For financial institutions to be successful today, they must have — and implement — a comprehensive IT strategic plan. The IT strategic plan must align with the overall strategic plan, outline future goals and objectives, and identify the steps needed to achieve such in a three-to-five-year timeframe.
The institution’s board of directors is directly responsible for developing the overall, or enterprise-wide, strategic plan, but they will most likely delegate the responsibility of the IT strategic plan to a board or management level committee (typically the IT Steering Committee). The board is still responsible for reviewing and approving it to ensure it aligns with the overall business strategy.
To understand the difference between the 2 plans, it’s important to note that the overall plan is where the broad goals and objectives of the organization are defined. This could mean many things like achieving certain revenue gains and financial ratios, but almost always includes adhering to current guidance and best practices relating to information security. The plan must include an information security strategy to protect the institution from ongoing and emerging threats, including those related to cybersecurity. The IT strategic plan adopts the broad goals and objectives of the overall plan, and connects the specific day-to-day practices to those broader objectives. For example, the overall plan might have a broad objective to keep information secure. The IT strategic plan will identify each of the practices and proposed initiatives that align with that objective. Simply put, the IT strategic plan provides the linkage between the specific actions of the IT committee, and the broader goals and objectives of the organization.
Components of an IT Strategic Plan
Since the IT strategic plan is the document that outlines specific activities required to overcome challenges, there must be a solid understanding of the institution’s goals, business model, and objectives. In addition, there are three main components that all strategic plans should include:
- Mission and Vision Statement
The mission statement is the summary or explanation of an organization’s overall purpose, as well as the goals, values, and objectives. Having a solid mission statement ensures employees understand the direction and purpose of the financial institution and helps create a sense of identity. The vision statement will often be more concise and is designed to paint a picture of what a bank or credit union aspires to be in the future. While these components of the strategic plan may seem time consuming to develop initially, they are the necessary foundations for a successful organization, and unless the organization is experiencing a high pace of change, they are not difficult to maintain going forward.
- Risk Appetite Statement
Risk Appetite is defined as the amount of risk a financial institution is prepared to accept when working to achieve its objectives. In other words, risk appetite is a decision by the Board and Senior Management that the residual risk level, or risk remaining after controls have been applied, is within their pre-defined acceptable range. Failure to have a risk appetite statement could result in a financial institution improperly managing its risk, or misallocating its resources.
- IT Roadmap
The IT Roadmap is where all current and proposed strategic initiatives are tracked. The roadmap is the beating heart of the IT Strategic Plan and should be reviewed and updated at each committee meeting. Each roadmap initiative should identify how it aligns with specific enterprise-level goals which, although they will differ from one institution to the next, should include the following:
- Institution growth and customer demographic targets — Inc. mergers and acquisitions
- Current technology standards — the ability to adopt and upgrade/replace systems and software and integrate new technology to remain competitive
- Regulatory requirements (e.g., privacy, security, consumer disclosures, and other reporting requirements)

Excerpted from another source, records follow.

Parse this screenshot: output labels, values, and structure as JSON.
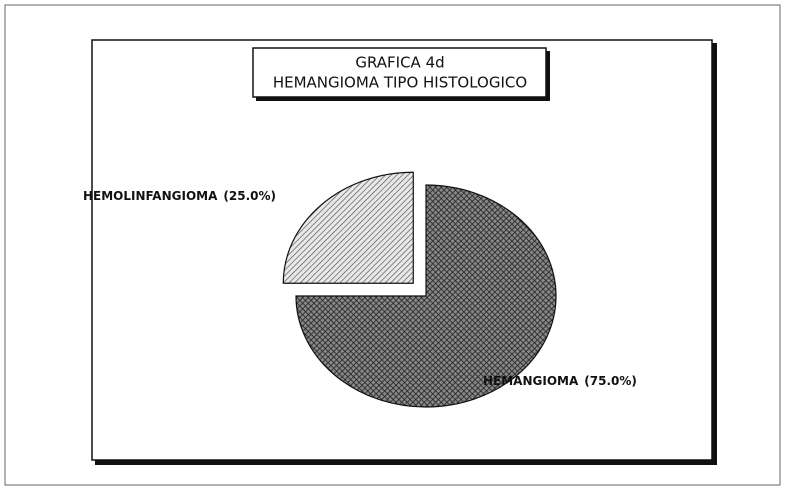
{
  "chart_data": {
    "type": "pie",
    "title": [
      "GRAFICA 4d",
      "HEMANGIOMA TIPO HISTOLOGICO"
    ],
    "categories": [
      "HEMOLINFANGIOMA",
      "HEMANGIOMA"
    ],
    "values": [
      25,
      75
    ],
    "value_labels": [
      "(25.0%)",
      "(75.0%)"
    ],
    "exploded": [
      true,
      false
    ]
  }
}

- Cost containment, process improvement, and efficiency gains
- Customer service and technology performance quality
- Third-party relationship opportunities versus in-house expertise
The plan should also focus on specific interdependencies, personnel, tools, internal and external resources, and timetables to achieve the designated goals. This also includes hardware and software architecture, third-party providers, and budget estimates.
Technology evolves rapidly, requiring institutions to implement enhancements to existing systems, and prompting new investment in infrastructure, systems, and applications. IT strategic plans serve as a powerful tool, one that positions banks and credit unions to identify and achieve key goals and desired outcomes. As the FFIEC states in the Management Handbook, “A financial institution capable of aligning its IT infrastructure to support its business strategy adds value to the institution and positions itself for sustained success.” A comprehensive IT strategic plan will ensure delivery of IT services in a cost-efficient and effective way, while enabling financial institutions to meet the competitive demands of the marketplace.